La compression du Nerf Ulnaire
Le nerf ulnaire (ou cubital) passe au niveau du coude dans un canal ostéo-fibreux situé en dedans de l’articulation. La compression peut siéger à plusieurs niveaux : au dessus du coude (aponévrose interne du bras), au coude en arrière de la saillie osseuse interne (épitrochlée), en dessous du coude (sous une arche musculaire et tendineuse), enfin dans la partie supérieure de l’avant-bras (entre les muscles).
- Dans un premier temps, la souffrance du nerf est sensitive : paresthésies (engourdissements, fourmillements) des 4ème et 5ème doigts, puis diminution de sensibilité.
- Secondairement, la souffrance du nerf peut être motrice avec d’abord une diminution de la force de la main, puis progressivement une fonte des petits muscles de la main (amyotrophie).
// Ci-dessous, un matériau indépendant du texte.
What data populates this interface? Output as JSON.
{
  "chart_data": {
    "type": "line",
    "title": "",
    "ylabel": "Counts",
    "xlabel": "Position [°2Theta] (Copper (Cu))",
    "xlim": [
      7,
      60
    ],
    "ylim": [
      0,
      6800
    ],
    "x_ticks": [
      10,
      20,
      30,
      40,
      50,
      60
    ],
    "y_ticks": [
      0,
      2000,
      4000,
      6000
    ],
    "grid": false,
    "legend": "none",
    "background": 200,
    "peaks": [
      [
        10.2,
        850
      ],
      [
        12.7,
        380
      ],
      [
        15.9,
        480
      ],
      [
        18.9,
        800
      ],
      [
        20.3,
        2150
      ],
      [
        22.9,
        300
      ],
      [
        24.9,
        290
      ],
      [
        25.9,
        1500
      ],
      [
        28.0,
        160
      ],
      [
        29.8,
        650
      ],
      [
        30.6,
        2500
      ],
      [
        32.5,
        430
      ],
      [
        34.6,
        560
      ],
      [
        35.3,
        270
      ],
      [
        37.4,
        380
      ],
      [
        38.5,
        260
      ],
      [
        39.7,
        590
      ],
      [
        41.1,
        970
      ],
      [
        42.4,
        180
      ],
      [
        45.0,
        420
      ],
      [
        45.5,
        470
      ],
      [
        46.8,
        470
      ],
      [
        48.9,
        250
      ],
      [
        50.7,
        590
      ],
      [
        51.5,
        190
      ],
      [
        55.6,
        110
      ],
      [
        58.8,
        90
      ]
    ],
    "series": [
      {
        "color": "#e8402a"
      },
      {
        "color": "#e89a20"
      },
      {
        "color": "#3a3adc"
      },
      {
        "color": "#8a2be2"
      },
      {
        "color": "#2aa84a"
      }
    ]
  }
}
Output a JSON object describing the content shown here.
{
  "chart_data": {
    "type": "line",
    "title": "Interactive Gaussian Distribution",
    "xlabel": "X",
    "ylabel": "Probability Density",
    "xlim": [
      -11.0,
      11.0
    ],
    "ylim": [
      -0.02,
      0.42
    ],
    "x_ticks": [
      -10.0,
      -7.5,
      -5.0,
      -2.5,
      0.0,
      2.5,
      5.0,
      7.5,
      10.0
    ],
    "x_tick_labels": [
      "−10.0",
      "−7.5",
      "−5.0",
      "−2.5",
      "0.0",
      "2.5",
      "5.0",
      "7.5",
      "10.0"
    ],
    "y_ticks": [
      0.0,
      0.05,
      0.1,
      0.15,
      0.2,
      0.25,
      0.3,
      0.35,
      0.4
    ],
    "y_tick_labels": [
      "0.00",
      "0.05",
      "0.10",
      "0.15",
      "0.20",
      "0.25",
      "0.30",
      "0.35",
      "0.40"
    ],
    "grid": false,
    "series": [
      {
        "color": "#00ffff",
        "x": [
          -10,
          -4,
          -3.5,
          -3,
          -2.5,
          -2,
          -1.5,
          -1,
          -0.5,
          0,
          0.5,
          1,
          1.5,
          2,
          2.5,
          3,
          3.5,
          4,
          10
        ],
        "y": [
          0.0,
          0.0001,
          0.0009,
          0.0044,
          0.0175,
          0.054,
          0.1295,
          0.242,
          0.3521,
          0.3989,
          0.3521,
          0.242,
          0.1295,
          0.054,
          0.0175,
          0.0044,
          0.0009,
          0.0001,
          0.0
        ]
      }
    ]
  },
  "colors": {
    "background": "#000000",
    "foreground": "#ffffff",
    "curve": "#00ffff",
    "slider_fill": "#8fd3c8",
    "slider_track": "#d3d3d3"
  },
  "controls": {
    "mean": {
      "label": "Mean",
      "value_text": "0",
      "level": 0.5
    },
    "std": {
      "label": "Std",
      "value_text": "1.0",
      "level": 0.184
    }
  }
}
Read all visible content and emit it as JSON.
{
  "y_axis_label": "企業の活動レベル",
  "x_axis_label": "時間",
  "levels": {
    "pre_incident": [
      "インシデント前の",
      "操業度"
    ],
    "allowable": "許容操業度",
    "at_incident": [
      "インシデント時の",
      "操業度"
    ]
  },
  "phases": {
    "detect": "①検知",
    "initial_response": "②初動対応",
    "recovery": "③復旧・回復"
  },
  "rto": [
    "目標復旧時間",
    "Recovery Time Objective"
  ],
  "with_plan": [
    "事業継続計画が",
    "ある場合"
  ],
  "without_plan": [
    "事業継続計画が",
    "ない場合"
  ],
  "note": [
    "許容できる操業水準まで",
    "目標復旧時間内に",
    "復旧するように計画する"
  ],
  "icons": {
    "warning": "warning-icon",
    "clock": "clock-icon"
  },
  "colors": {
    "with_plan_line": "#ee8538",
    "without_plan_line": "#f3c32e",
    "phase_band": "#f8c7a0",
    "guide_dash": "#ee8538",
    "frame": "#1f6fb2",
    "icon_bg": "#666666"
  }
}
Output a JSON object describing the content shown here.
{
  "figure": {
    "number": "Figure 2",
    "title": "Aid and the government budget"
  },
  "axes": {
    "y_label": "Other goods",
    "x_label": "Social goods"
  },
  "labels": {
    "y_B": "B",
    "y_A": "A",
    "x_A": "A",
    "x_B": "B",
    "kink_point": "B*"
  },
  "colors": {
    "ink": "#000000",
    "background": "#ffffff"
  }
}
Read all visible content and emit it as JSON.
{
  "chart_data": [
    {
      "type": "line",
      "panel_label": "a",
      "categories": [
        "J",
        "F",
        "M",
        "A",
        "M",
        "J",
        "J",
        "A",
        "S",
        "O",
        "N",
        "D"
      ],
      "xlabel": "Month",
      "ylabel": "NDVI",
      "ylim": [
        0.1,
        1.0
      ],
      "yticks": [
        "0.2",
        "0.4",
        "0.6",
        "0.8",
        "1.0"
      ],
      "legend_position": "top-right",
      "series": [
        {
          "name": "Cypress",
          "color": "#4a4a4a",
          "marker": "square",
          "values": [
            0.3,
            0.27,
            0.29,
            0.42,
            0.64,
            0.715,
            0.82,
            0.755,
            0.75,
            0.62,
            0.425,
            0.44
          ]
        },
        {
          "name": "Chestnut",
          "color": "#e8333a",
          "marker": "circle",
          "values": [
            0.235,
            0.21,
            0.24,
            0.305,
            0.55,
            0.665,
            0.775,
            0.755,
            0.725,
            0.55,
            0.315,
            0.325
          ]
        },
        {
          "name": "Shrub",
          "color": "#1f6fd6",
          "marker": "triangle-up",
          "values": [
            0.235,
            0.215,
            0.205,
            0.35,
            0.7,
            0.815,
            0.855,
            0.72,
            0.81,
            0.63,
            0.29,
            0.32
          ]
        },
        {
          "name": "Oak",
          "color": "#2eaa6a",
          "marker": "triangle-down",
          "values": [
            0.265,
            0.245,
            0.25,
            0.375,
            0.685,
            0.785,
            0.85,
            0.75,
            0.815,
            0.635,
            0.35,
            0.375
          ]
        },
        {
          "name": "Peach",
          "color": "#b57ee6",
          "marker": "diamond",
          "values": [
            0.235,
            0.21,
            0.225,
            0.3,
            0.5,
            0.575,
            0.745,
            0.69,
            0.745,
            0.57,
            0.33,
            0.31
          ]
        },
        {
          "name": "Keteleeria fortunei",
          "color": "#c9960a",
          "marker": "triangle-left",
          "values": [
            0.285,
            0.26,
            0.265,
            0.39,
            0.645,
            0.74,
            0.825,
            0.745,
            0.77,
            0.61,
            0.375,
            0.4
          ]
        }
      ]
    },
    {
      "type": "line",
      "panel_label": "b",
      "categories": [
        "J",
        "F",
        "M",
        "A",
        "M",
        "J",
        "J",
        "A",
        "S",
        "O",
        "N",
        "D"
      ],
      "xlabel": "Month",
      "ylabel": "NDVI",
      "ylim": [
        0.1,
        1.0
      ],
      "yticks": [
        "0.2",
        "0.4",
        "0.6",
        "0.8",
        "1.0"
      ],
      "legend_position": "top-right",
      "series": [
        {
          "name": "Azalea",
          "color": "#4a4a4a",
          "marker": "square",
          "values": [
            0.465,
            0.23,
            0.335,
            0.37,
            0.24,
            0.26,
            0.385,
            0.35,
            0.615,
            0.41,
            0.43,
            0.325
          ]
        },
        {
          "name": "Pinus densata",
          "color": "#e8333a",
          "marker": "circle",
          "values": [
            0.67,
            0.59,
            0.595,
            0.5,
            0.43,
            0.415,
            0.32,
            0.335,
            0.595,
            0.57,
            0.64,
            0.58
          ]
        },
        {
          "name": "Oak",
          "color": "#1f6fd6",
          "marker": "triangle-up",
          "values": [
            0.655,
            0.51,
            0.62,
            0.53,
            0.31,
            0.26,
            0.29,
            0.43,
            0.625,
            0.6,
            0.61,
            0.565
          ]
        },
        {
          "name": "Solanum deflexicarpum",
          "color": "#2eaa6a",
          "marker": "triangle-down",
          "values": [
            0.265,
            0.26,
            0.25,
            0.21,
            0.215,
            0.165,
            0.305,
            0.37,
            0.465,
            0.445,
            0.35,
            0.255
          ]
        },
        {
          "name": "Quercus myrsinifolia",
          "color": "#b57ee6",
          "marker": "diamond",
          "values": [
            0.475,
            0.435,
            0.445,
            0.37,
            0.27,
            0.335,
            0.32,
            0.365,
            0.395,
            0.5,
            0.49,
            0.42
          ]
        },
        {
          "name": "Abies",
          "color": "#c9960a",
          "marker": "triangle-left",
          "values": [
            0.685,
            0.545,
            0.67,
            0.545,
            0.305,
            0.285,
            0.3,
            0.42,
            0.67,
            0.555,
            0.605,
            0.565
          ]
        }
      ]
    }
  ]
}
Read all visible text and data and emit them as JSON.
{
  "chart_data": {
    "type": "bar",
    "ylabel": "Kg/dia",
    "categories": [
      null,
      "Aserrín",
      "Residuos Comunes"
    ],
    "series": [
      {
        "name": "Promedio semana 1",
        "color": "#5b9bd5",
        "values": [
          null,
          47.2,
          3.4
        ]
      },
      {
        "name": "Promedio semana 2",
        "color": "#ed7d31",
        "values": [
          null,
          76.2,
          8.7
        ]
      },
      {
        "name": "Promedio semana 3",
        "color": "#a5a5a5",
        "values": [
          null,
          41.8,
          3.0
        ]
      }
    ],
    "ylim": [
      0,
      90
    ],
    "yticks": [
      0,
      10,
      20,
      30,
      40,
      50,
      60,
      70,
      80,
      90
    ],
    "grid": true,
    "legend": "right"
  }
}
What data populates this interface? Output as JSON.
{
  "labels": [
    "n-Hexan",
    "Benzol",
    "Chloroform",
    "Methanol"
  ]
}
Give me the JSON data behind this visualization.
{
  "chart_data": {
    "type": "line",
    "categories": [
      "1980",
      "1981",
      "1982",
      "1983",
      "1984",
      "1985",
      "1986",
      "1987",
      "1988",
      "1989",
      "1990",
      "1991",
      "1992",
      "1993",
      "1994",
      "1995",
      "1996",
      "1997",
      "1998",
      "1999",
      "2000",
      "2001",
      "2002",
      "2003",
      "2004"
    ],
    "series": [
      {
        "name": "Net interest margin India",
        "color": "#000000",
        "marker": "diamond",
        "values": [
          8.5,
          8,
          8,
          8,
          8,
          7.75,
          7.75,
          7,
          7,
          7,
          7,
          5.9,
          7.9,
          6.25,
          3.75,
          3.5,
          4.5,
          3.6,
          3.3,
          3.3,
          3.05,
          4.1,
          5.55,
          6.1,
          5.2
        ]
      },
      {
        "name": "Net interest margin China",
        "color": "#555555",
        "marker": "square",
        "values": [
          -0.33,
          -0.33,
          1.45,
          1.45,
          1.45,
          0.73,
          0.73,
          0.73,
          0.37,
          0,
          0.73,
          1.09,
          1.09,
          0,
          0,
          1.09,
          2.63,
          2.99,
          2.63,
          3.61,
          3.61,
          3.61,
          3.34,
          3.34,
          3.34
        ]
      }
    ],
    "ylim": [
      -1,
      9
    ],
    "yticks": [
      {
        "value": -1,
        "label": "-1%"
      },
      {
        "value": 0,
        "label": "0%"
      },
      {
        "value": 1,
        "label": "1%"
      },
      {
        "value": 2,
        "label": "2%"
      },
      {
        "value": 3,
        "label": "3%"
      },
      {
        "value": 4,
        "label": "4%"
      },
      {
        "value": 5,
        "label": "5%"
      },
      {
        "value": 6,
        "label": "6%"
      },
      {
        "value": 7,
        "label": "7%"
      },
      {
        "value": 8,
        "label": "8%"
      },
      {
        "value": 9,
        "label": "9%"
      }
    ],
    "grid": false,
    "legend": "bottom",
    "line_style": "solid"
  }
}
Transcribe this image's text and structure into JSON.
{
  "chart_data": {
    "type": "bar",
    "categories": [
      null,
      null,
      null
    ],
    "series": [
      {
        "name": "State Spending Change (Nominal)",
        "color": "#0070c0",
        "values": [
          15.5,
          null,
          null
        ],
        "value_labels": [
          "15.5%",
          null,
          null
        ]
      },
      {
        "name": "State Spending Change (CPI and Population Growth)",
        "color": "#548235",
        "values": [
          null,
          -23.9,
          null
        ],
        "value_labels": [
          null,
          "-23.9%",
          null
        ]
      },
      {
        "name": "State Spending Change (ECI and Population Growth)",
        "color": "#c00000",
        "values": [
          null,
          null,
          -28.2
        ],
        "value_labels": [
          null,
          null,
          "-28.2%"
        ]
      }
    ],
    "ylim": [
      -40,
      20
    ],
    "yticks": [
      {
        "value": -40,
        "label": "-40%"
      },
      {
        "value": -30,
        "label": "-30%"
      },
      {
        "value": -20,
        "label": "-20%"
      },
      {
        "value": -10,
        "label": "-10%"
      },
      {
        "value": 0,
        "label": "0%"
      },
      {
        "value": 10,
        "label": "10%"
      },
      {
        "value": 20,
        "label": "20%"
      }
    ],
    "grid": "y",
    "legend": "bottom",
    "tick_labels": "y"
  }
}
Un électromyogramme (enregistrement du courant électrique véhiculé par le nerf) confirmera le site ainsi que l’importance de la compression.
Le traitement de la compression du nerf cubital au niveau du coude est majoritairement chirurgical, mais on peut parfois proposer une immobilisation du coude par une attelle nocturne dans les formes toutes débutantes.
En quoi consiste le traitement chirurgical ?
La chirurgie consiste à ouvrir les différents sites de compression du nerf ulnaire (neurolyse) dans la région du coude. Cependant, si le nerf est instable dans sa gouttière (lors des mouvements de flexion-extension du coude il passe sur la saillie interne du coude ce qui l’irrite) un geste supplémentaire est nécessaire. On peut soit diminuer l’épaisseur de cette saillie osseuse (épitrochléectomie), soit sortir le nerf de sa gouttière et le passer en avant de l’épitrochlée (transposition).
La chirurgie se fait dans la grande majorité des cas sous endoscopie, c’est-à-dire seulement au travers de quelques petites incisions permettant d’introduire une caméra et des instruments miniaturisés spécifiques. Cette méthode permets, outre le traitement spécifique de chaque lésion, d’améliorer considérablement les suites opératoires, la rééducation et le retour aux activités professionnelles et physiques.
Parfois, pour des raisons techniques (atteinte très sévère) le traitement endoscopique n’est pas possible et se fait par chirurgie conventionnelle.
En fin d’intervention, le coude est immobilisé dans une attelle coude-au-corps.
La chirurgie est souvent réalisée sous anesthésie loco-régionale, lors d’une hospitalisation ambulatoire ou de quelques jours.
Les suites opératoires
Des pansements infirmiers sont nécessaires tous les deux jours pendant 15 jours.
Une attelle maintenant le coude est portée quelques jours pour lutter contre la douleur, puis la mobilisation pourra être débutée, si besoin avec un kinésithérapeute, afin de récupérer le plus de souplesse et de force possible.
L’évolution est souvent marquée par la disparition rapide des douleurs et des troubles sensitifs dans les formes débutantes. Mais dans les formes anciennes, les fibres nerveuses ont été interrompues.
La réparation nerveuse se faisant à 1 mm par jour, il faudra attendre 6 mois voire plus pour récupérer, en sachant que lorsque les troubles évoluent depuis très longtemps, la force ne revient jamais complètement.
La durée d’arrêt de travail varie de 1 à 2 mois habituellement.
Les principales complications possibles
Il existe des complications communes à toutes les interventions chirurgicales : échecs et mauvais résultats, infections, raideur articulaire, problèmes de cicatrisation…
Il existe aussi des complications plus spécifiques :
- Algodystrophie : elle se traduit par un enraidissement et des douleurs diffuses de la main, le plus souvent régressifs en quelques mois. Le traitement se fait par injections de Calcitonine puis une rééducation douce et prolongée.
- Les lésions nerveuses sont exceptionnelles.
- La récidive est inhabituelle mais n’est jamais exclue.
- Enfin, une guérison incomplète avec persistance des fourmillements voire douleurs, perte de force n’est pas une complication mais le témoin de la souffrance persistante du nerf qui a été libéré à un stade où il ne pouvait plus récupérer.
Cette liste peut paraître inquiétante, mais les progrès des techniques chirurgicales et particulièrement de l’endocsopie ont fait énormément baisser le taux de complications.